Mon père se pencha en avant et me saisit le bras. « Pour l’amour du Ciel, Michael. Combien de fois faudra-t-il que je te dise de parler correctement ? Pourquoi toujours dire truc, filer, cool, les types ? Tu étudies à Princeton, tu ne peux donc pas arriver à prononcer une phrase cohérente en bon anglais ?

— Mon gamin fait pareil, commenta Hubbard. Et il est à Harvard.

— Il est à Harvard et il sait parler ? lui dis-je sur un ton incrédule. Vous devez en être très fier, monsieur. »

La tension dans la pièce se dissipa un peu, je le sentis.

Leo avait fui St-Matthew à Cambridge pour Venise. Venise pour Washington. En ce moment, il se trouvait ici, à Princeton. J’en avais la conviction, autant que je pouvais en avoir une sur quoi que ce soit.

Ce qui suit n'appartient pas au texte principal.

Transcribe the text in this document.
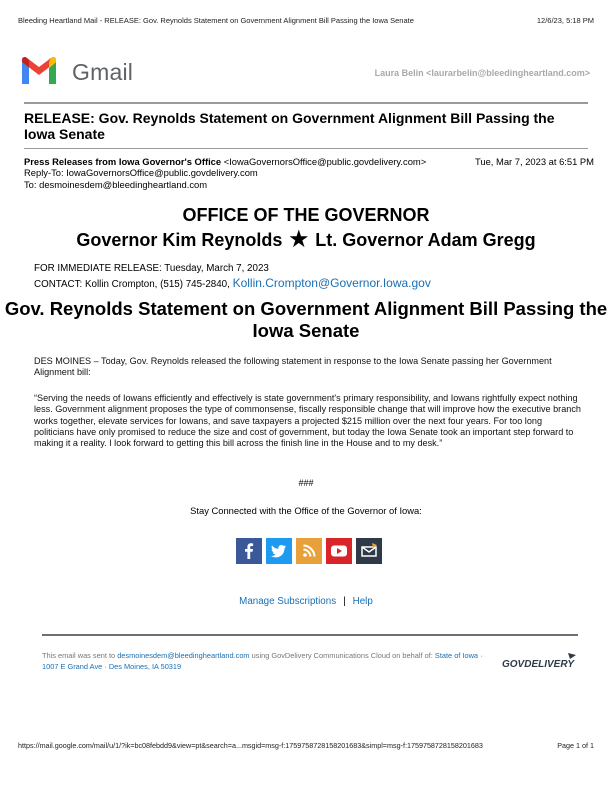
Bleeding Heartland Mail - RELEASE: Gov. Reynolds Statement on Government Alignment Bill Passing the Iowa Senate	12/6/23, 5:18 PM
Gmail	Laura Belin <laurarbelin@bleedingheartland.com>
RELEASE: Gov. Reynolds Statement on Government Alignment Bill Passing the Iowa Senate
Press Releases from Iowa Governor's Office <IowaGovernorsOffice@public.govdelivery.com>	Tue, Mar 7, 2023 at 6:51 PM
Reply-To: IowaGovernorsOffice@public.govdelivery.com
To: desmoinesdem@bleedingheartland.com
OFFICE OF THE GOVERNOR
Governor Kim Reynolds ★ Lt. Governor Adam Gregg
FOR IMMEDIATE RELEASE: Tuesday, March 7, 2023
CONTACT: Kollin Crompton, (515) 745-2840, Kollin.Crompton@Governor.Iowa.gov
Gov. Reynolds Statement on Government Alignment Bill Passing the Iowa Senate
DES MOINES – Today, Gov. Reynolds released the following statement in response to the Iowa Senate passing her Government Alignment bill:
“Serving the needs of Iowans efficiently and effectively is state government's primary responsibility, and Iowans rightfully expect nothing less. Government alignment proposes the type of commonsense, fiscally responsible change that will improve how the executive branch works together, elevate services for Iowans, and save taxpayers a projected $215 million over the next four years. For too long politicians have only promised to reduce the size and cost of government, but today the Iowa Senate took an important step forward to making it a reality. I look forward to getting this bill across the finish line in the House and to my desk.”
###
Stay Connected with the Office of the Governor of Iowa:
Manage Subscriptions | Help
This email was sent to desmoinesdem@bleedingheartland.com using GovDelivery Communications Cloud on behalf of: State of Iowa · 1007 E Grand Ave · Des Moines, IA 50319	GOVDELIVERY
https://mail.google.com/mail/u/1/?ik=bc08febdd9&view=pt&search=a...msgid=msg-f:1759758728158201683&simpl=msg-f:1759758728158201683	Page 1 of 1
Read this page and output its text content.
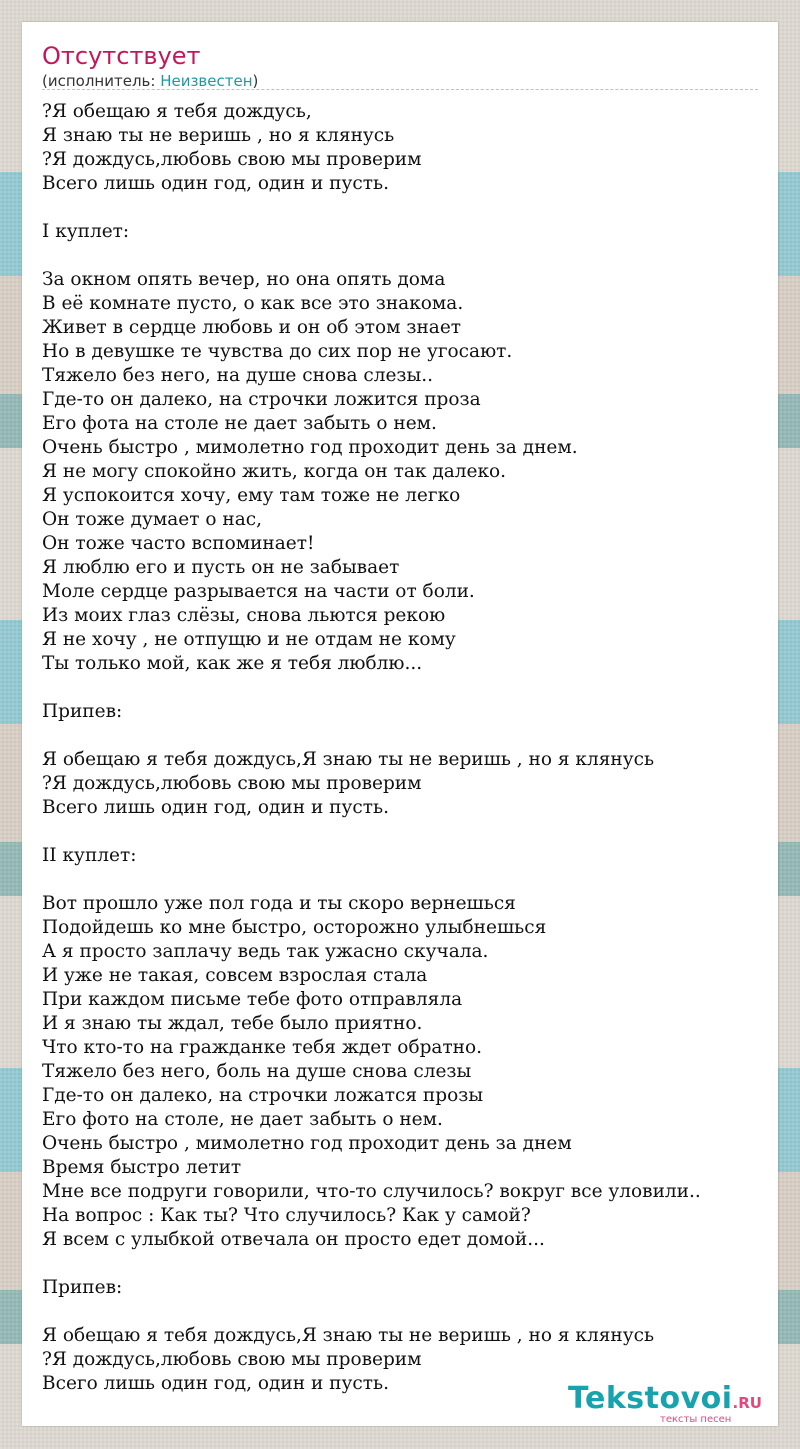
Отсутствует
(исполнитель: Неизвестен)
?Я обещаю я тебя дождусь,
Я знаю ты не веришь , но я клянусь
?Я дождусь,любовь свою мы проверим
Всего лишь один год, один и пусть.

I куплет:

За окном опять вечер, но она опять дома
В её комнате пусто, о как все это знакома.
Живет в сердце любовь и он об этом знает
Но в девушке те чувства до сих пор не угосают.
Тяжело без него, на душе снова слезы..
Где-то он далеко, на строчки ложится проза
Его фота на столе не дает забыть о нем.
Очень быстро , мимолетно год проходит день за днем.
Я не могу спокойно жить, когда он так далеко.
Я успокоится хочу, ему там тоже не легко
Он тоже думает о нас,
Он тоже часто вспоминает!
Я люблю его и пусть он не забывает
Моле сердце разрывается на части от боли.
Из моих глаз слёзы, снова льются рекою
Я не хочу , не отпущю и не отдам не кому
Ты только мой, как же я тебя люблю...

Припев:

Я обещаю я тебя дождусь,Я знаю ты не веришь , но я клянусь
?Я дождусь,любовь свою мы проверим
Всего лишь один год, один и пусть.

II куплет:

Вот прошло уже пол года и ты скоро вернешься
Подойдешь ко мне быстро, осторожно улыбнешься
А я просто заплачу ведь так ужасно скучала.
И уже не такая, совсем взрослая стала
При каждом письме тебе фото отправляла
И я знаю ты ждал, тебе было приятно.
Что кто-то на гражданке тебя ждет обратно.
Тяжело без него, боль на душе снова слезы
Где-то он далеко, на строчки ложатся прозы
Его фото на столе, не дает забыть о нем.
Очень быстро , мимолетно год проходит день за днем
Время быстро летит
Мне все подруги говорили, что-то случилось? вокруг все уловили..
На вопрос : Как ты? Что случилось? Как у самой?
Я всем с улыбкой отвечала он просто едет домой...

Припев:

Я обещаю я тебя дождусь,Я знаю ты не веришь , но я клянусь
?Я дождусь,любовь свою мы проверим
Всего лишь один год, один и пусть.	Tekstovoi.RU
тексты песен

Il se pouvait très bien, sûrement, qu’il ait pris le train pour New York au cours du mois écoulé ? Mon amnésie couvrirait toutes les failles de mon histoire. Hubbard et Brown auraient du mal à démontrer que j’avais tout inventé. Ils pouvaient le soupçonner, mais quel danger est-ce que je posais, à quiconque ou à quoi que ce soit ?

— Qu’est-ce qui vous amenait à New York, Mikey ? » demanda Hubbard.

Je haussai les épaules. « Que voulez-vous que ce soit ? Les Yankees.

— Vous êtes un supporter des Yankees ?

— Vous devriez voir sa chambre, glissa mon père. Il a des draps rayés noir et blanc.

— Ah ouais ? Moi, je suis fan des Dodgers de Brooklyn.

— Il en faut », répondis-je.

Brown prit la parole pour la première fois. « L’homme du train. Vous dites que ses yeux vous ont impressionné.

— Ils m’ont filé la chair de poule, oui.

— Il semble curieux, continua Brown, que les yeux d’un homme en train de dormir aient un tel effet.

— Il s’est réveillé en arrivant à New York », dis-je, tandis que ma mémoire s’évertuait à se rappeler un détail que Steve avait mentionné plus tôt. Pas Grand Central, non, la gare ne s’appelait pas comme ça. C’était bien la peine… Oh ! Ça y est. « Quand nous nous sommes arrêtés à Penn Station, il s’est levé, et j’ai vu ses yeux. Et vous savez, en plus de ce, disons, ce monologue qu’il avait sorti…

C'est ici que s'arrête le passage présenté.